WeTransfer is a cloud-based service for the hosting and transferring of files of up to 2 GB for the free level and up to 20 GB for the paid service plus.
Security researchers at the Cofense Phishing Defense Centre’s phishing attacks have targeted a wide range of prominent industries such as media and banking.
Legitimate WeTransfer ‘ shared file’ notifications were incorporated into the target inbox photo messages with weTransfer links that help the e-mails avoid the malicious content detection algorithm of the gateway.
“The attackers utilise what appears to be compromised email accounts to send a genuine link to a WeTransfer hosted file,” researchers discovered.

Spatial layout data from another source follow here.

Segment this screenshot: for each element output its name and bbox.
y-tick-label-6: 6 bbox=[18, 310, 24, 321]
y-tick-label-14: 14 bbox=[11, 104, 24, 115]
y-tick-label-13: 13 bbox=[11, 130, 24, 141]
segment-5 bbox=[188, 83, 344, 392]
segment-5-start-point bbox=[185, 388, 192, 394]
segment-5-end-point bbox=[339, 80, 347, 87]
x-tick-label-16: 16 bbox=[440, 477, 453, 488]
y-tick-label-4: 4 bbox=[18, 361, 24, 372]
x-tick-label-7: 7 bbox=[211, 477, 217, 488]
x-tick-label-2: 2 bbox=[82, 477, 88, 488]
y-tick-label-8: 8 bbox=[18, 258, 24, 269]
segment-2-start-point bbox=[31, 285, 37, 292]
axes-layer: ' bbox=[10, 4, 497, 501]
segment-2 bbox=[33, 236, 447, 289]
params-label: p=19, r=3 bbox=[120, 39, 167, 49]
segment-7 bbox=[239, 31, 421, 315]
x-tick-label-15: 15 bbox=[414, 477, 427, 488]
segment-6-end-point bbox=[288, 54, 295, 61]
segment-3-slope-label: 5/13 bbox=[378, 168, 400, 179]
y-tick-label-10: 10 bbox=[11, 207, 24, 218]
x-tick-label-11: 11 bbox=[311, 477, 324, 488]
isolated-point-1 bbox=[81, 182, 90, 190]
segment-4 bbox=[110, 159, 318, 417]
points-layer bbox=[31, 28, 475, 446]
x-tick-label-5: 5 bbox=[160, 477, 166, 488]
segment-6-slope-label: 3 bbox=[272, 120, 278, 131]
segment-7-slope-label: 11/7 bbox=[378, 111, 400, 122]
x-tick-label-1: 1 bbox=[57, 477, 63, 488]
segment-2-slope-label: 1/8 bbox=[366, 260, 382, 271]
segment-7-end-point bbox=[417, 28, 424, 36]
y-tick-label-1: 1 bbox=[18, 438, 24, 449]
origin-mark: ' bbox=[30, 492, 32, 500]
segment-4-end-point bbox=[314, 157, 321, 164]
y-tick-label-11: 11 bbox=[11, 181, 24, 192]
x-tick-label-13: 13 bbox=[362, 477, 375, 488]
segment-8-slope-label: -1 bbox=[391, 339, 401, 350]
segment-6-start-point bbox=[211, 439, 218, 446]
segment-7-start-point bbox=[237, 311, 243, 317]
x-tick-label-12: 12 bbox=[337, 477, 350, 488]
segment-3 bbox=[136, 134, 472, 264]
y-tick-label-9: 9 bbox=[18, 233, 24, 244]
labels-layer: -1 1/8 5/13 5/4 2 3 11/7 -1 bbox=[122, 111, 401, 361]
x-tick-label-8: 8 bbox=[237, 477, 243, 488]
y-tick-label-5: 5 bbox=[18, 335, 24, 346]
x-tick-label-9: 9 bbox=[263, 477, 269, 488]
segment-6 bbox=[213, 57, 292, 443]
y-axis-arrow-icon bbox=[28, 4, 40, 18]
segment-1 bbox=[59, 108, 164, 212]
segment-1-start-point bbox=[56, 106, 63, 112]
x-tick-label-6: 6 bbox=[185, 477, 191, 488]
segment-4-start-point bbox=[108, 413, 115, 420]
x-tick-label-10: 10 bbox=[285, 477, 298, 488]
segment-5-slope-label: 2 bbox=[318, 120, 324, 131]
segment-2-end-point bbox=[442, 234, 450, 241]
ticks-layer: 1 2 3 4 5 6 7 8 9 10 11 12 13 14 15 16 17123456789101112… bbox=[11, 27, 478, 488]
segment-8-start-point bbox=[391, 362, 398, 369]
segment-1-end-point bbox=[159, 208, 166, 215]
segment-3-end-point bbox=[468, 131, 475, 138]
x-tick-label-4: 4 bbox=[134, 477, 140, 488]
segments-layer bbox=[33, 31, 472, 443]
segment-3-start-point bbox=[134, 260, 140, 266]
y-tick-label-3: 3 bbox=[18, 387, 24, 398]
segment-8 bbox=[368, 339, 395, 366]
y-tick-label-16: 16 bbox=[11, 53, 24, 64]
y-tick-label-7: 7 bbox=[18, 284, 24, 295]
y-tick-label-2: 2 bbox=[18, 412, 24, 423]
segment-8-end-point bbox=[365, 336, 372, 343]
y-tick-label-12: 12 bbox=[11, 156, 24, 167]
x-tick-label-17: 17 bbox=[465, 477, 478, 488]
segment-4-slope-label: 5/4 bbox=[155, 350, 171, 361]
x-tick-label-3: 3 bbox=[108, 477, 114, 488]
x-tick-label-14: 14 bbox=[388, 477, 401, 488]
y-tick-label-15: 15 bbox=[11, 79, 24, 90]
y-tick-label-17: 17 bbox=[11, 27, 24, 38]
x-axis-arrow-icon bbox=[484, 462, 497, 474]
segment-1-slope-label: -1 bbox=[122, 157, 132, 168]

WeTransfer host phishing redirectors
The threat players added custom notices to their phishing-email, often choosing them as invoices ready to be checked, to make the Wetransfer notices look more convincing.
This is a popular phishing tactic to reduce the custody and take advantage of the alert drop, because the links wouldn’t even click otherwise.
After the victims click on the “Get your files” button at the bottom of the WeTransfer notification — which passes all the security checks with flying colors — they will get “redirected to the WeTransfer download page where a HTM or HTML file is hosted and thus downloaded by the unsuspecting victim.”
The phishing landing page will be opened in the default victims ‘ web browser once the downloaded html file is opened as part of the final phase of the attack to get them to pass on their Office 365 credentials and various other online services.
“As WeTransfer is a well-known and trusted file hosting system, used to share files too large to attach to an email, these links will typically bypass gateways as benign emails, unless settings are modified to restrict access to such file sharing sites,” conclude the Cofense researchers.
Cofense has discovered several other active phishing campaigns using a variety of techniques to steal the sensitive information of their targets while monitoring the recent trends of phishing attacks.
One week ago, phishers were seen using a basic HTML element to hide malicious URL from antispam solutions, a tactic to avoid security checking and delivering their messages to inboxes of American Express customers with an Advanced Threat Protection (ATP) Office 365.
In late July, the campaign for malicious microsoft Word document attachments was observed with fake efax messages which dropped a Trojan banking and RAT-cocktail.
Cofense investigators launched another phishing campaign in June, which abused QR codes which redirected targets to landing pages to avoid effective security solutions and controls aimed at stopping such attacks.